Ennesimo sequestro di droga sull’A12. L’autostrada Genova Livorno si conferma come una delle principali “vie di scorrimento” per le sostanze stupefacenti. Grazie al “fiuto” infallibile degli agenti della sottosezione della Polizia Stradale di Viareggio, diretta dal neo comandante Mauro Ciafro, a finire in manette sono stati due rumeni, Alexandru Pal, di soli 20 anni e residente a Montecatini, e Marcel Gagu, di 28 con documenti falsi e un alias albanese, Oltian Herri, che era ricercato dopo essere evaso dagli arresti domiciliari a seguito di un arresto, sempre pe reati di droga, avvenuto a Prato . Il servizio antidroga, predisposto dal comandante provinciale della Polstrada Marco Tangorra, ha visto impegnate sul tratto autostradale della A12 ben tre pattuglie, una delle quali, in corsia sud, tra il casello di Viareggio e l’uscita di Pisa Nord ha intercettato una Renault Clio con targa rumena e con a bordo due facce sospette e ha deciso di seguirla e poi fermarla. Alla richiesta dei documenti, Marcel Gagu che era alla guida del mezzo, ha esibito patente e carta di identità visibilmente falsi – la pattuglie della Polstrada hanno ormai acquisito una professionalità elevata nel campo della contraffazione dei documenti – e notato il comportamento, nervoso e reticente, sia del conducente che del passeggero, i poliziotti sono passati a perquisire la macchina, minuziosamente da cima a fondo, trovando nascosti sotto la plastica del vano motore quattro panetti di sostanza stupefacente, poi risultata eroina, per oltre due chili. Scattate le manette i due giovani sono stati caricati a bordo delle volanti e portati in caserma, sottoposti ai rilievi fotodattiloscopici e poi arrestati. E’ stato grazie alle impronte digitali che è emerso che a carico Gagu, sotto l’alias di Oltian Herri, pendeva un ordine di carcerazione per evasione e traffico di stupefacenti.
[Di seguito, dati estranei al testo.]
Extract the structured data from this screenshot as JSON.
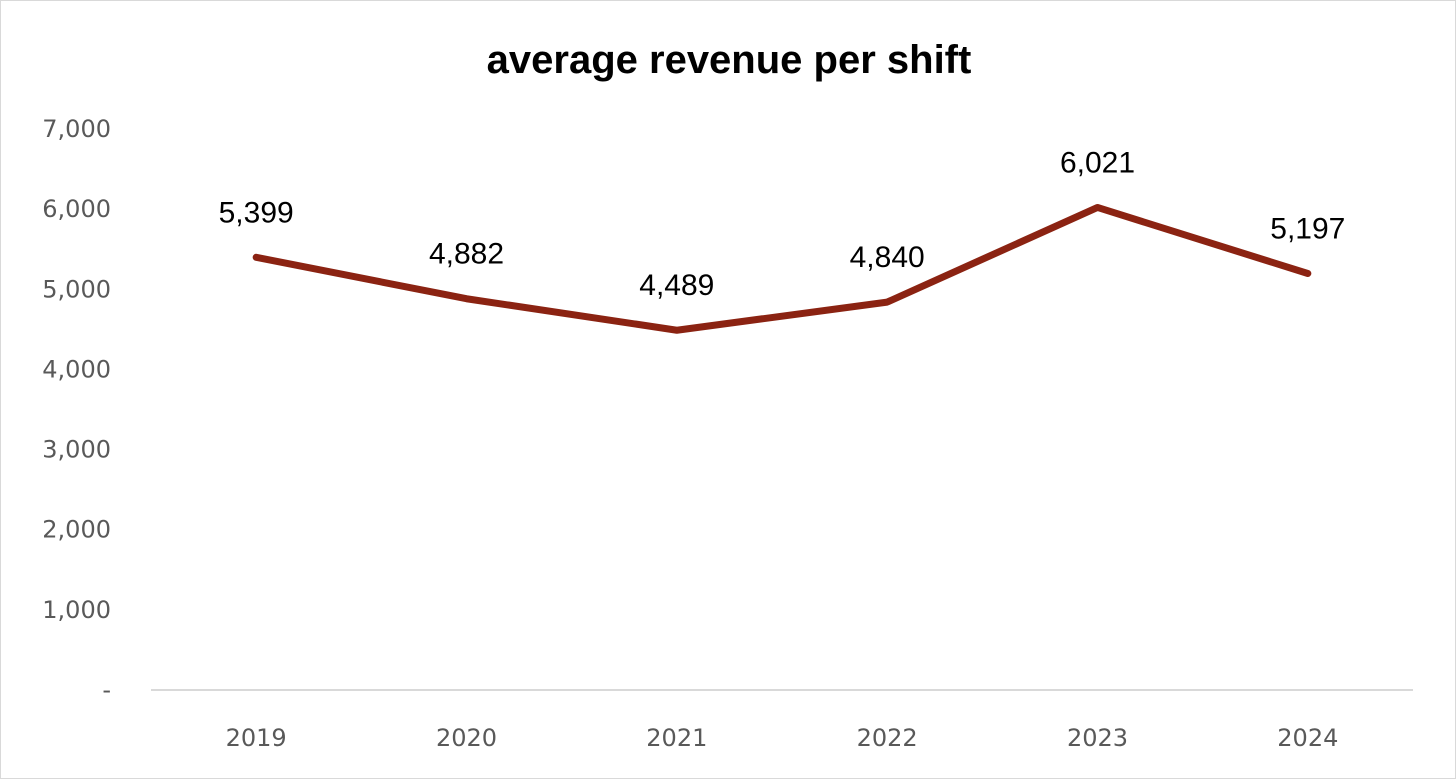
{
  "chart_data": {
    "type": "line",
    "title": "average revenue per shift",
    "xlabel": "",
    "ylabel": "",
    "categories": [
      "2019",
      "2020",
      "2021",
      "2022",
      "2023",
      "2024"
    ],
    "series": [
      {
        "values": [
          5399,
          4882,
          4489,
          4840,
          6021,
          5197
        ],
        "data_labels": [
          "5,399",
          "4,882",
          "4,489",
          "4,840",
          "6,021",
          "5,197"
        ],
        "color": "#8B2312"
      }
    ],
    "ylim": [
      0,
      7000
    ],
    "yticks": [
      0,
      1000,
      2000,
      3000,
      4000,
      5000,
      6000,
      7000
    ],
    "ytick_labels": [
      "-",
      "1,000",
      "2,000",
      "3,000",
      "4,000",
      "5,000",
      "6,000",
      "7,000"
    ],
    "grid": false,
    "legend": "none",
    "colors": {
      "line": "#8B2312",
      "axis": "#d9d9d9",
      "tick_text": "#595959",
      "title_text": "#000000",
      "label_text": "#000000"
    }
  }
}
Gli agenti della Polizia Stradale di Viareggio hanno anche perquisito l’abitazione di Alexandru Pal a Montecatini ritrovando altri documenti falsi con svariati nomi e tutti riportanti la fotografia dI Marcel Gagu. I due pusher, da ieri, si trovano chiusi in una cella del carcere lucchese di San Giorgio, a disposizione delle Autorità Giudiziarie.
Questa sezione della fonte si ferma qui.